Facile no? Un vecchio studio quantificava il maggior gettito iva derivante dalla introduzione del sales tax in salsa europea in molti miliardi di euro. Le principali contestazioni che mi sono state mosse se applicassimo questo nuovo regime sono di seguito riportate e contestate da me nel merito:

– Prima contestazione, con la sales tax se il bar non fa lo scontrino lo Stato perde tutta l’iva, che faticosamente con il metodo attuale è stata raccolta nei passaggi precedenti: importazione del caffe, torrefazione, vendita all’ingrosso, Bar, consumatore finale, che si beve la tazzina di caffe. Falso il risultato sarebbe lo stesso. Il Bar che omette lo scontrino quando acquista il caffè riceve comunque una fattura d’acquisto con iva, che diventa un credito verso l’erario che azzera i precedenti versamenti. Se poi tutta la catena fosse “nera” ovviamente il gettito iva con i due metodi non cambierebbe.

– Seconda contestazione: l’iva è un’imposta europea, l’Italia da sola non potrebbe cambiarla. Falso! tra imprese non ci sarebbe iva applicando semplicemente il “reverse charge”, metodo noto e già utilizzato in alcuni settori: mi astengo dalla spiegazione ma i tecnici avranno capito, fidatevi!

Riforma delle imposte dirette. Abolizione di centinaia di detrazioni e deduzioni previste per le persone fisiche e le imprese che rendono lunare qualsiasi modello di dichiarazione, con la contropartita della riduzione delle aliquote Irpef, che resterebbero progressive. Abolizione di tutte le flat tax che follemente consentono una tassazione inferiore per redditi diversi nella natura ma di uguale ammontare, quindi tassazione progressiva per tutti. Inciso: la flat tax è una sciocchezza, da sola non semplifica nulla, agevola chi ha redditi elevati, non è utilizzata in alcun Paese importante, cozza contro l’art 53 della Costituzione, che testualmente dice: …il sistema tributario e’ informato a criteri di progressivita’. Nel nostro sistema fiscale non è complicato calcolare l’imposta ma definire la base imponibile su cui calcolarla. Applicare una flat tax del 15% generalizzata non aiuterebbe circa 20 milioni di italiani che già pagano tasse inferiori o uguali al 15%, ma avrebbe la conseguenza ridicola che un contribuente che dichiara oggi 200.000 euro, con una flat tax al 15%, verserebbe un irpef di 30.000 euro, rispetto agli attuali 79.000 euro, con un guadagno netto di ben 49.000 euro. Chi pagherebbe la somma risparmiata dal ricco contribuente?
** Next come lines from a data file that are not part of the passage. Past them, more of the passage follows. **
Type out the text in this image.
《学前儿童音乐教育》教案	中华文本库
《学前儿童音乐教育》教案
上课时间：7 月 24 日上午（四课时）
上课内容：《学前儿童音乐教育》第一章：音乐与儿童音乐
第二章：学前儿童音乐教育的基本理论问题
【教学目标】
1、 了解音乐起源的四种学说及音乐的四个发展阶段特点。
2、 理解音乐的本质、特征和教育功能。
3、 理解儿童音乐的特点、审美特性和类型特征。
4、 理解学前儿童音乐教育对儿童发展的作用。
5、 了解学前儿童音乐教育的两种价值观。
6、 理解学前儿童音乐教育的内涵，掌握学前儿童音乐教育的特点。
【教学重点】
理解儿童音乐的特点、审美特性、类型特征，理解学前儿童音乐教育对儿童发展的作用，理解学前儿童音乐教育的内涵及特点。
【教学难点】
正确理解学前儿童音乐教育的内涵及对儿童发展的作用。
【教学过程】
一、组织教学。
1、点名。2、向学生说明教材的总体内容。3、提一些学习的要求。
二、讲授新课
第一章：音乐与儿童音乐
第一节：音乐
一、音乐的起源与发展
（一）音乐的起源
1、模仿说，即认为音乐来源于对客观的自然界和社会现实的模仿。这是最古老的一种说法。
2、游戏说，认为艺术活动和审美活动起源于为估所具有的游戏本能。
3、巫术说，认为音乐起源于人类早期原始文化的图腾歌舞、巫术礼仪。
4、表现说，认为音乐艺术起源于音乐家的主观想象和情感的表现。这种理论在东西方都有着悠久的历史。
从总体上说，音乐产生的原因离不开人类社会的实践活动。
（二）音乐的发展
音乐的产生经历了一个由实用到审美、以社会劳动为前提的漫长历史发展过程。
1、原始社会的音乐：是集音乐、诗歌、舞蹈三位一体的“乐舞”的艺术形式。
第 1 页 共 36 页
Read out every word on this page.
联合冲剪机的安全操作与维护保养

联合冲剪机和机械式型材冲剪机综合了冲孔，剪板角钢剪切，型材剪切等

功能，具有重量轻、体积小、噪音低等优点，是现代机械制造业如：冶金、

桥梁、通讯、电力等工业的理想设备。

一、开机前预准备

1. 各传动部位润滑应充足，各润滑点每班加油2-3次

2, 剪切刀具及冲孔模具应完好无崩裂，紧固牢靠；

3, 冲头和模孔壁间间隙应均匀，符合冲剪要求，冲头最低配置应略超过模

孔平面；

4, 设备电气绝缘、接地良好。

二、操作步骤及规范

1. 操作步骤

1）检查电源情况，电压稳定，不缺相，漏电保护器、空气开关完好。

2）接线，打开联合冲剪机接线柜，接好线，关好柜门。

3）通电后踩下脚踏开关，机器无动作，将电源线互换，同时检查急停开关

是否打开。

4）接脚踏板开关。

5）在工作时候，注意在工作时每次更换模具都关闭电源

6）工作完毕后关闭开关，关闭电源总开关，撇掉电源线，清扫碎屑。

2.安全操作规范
Pantalone ?

Quando dico eliminazione di tutte le flat tax intendo anche quelle delle società. Le società di capitali da sempre pagano una flat tax: ires oggi al 24%, indipendentemente dal reddito dichiarato. Questo sistema ha consentito il cosiddetto turismo fiscale; chi ha “soldi” costituisce una società a responsabilità limitata (cassaforte) in cui trasferisce tutti i propri redditi: redditi d’impresa, professionali, derivanti dalla gestione del proprio patrimonio immobiliare, gestione partecipazioni, ecc.., la società cassaforte sostiene spese e fa investimenti pagando il 24% flat sui redditi dichiarati. Una contropartita ragionevole per le imprese sarebbe l’introduzione della deduzione integrale dei costi sostenuti: fine della follia di decine e decine di costi indeducibili e/o parzialmente deducibili, con enorme semplificazione per i calcoli delle imposte dovute. L’eliminazione di tutte le flat tax consentirebbe di: ottenere una maggiore equità fiscale perchè ogni reddito sarebbe tassato nello stesso modo indipendentemente dalla fonte; la riduzione delle aliquote irpef per tutti grazie al maggior gettito realizzato con la loro eliminazione; abolizione dell’Irap, una delle tasse più stupide mai pensata perché non colpisce il reddito ed è pagata solo da imprese e professionisti

Introduzione di una tassa unica sugli immobili. Tutti gli immobili (compresa la prima casa) dovrebbero pagare una tassa, che però tenga conto del valore degli immobili stessi. E’ una tassa che c’è in tutto il Mondo civile conosciuto, anzi in alcuni Paesi simili al nostro è anche decisamente più alta dell’attuale Imu. La contropartita per il settore immobiliare potrebbe essere l’abolizione del reddito fondiario e dominicale: il proprietario di immobili oltre l’Imu (che dovrebbe essere deducibile) pagherebbe ulteriori imposte solo sul reddito netto effettivamente prodotto dall’immobile: es. locazione al netto delle spese sostenute dal proprietario.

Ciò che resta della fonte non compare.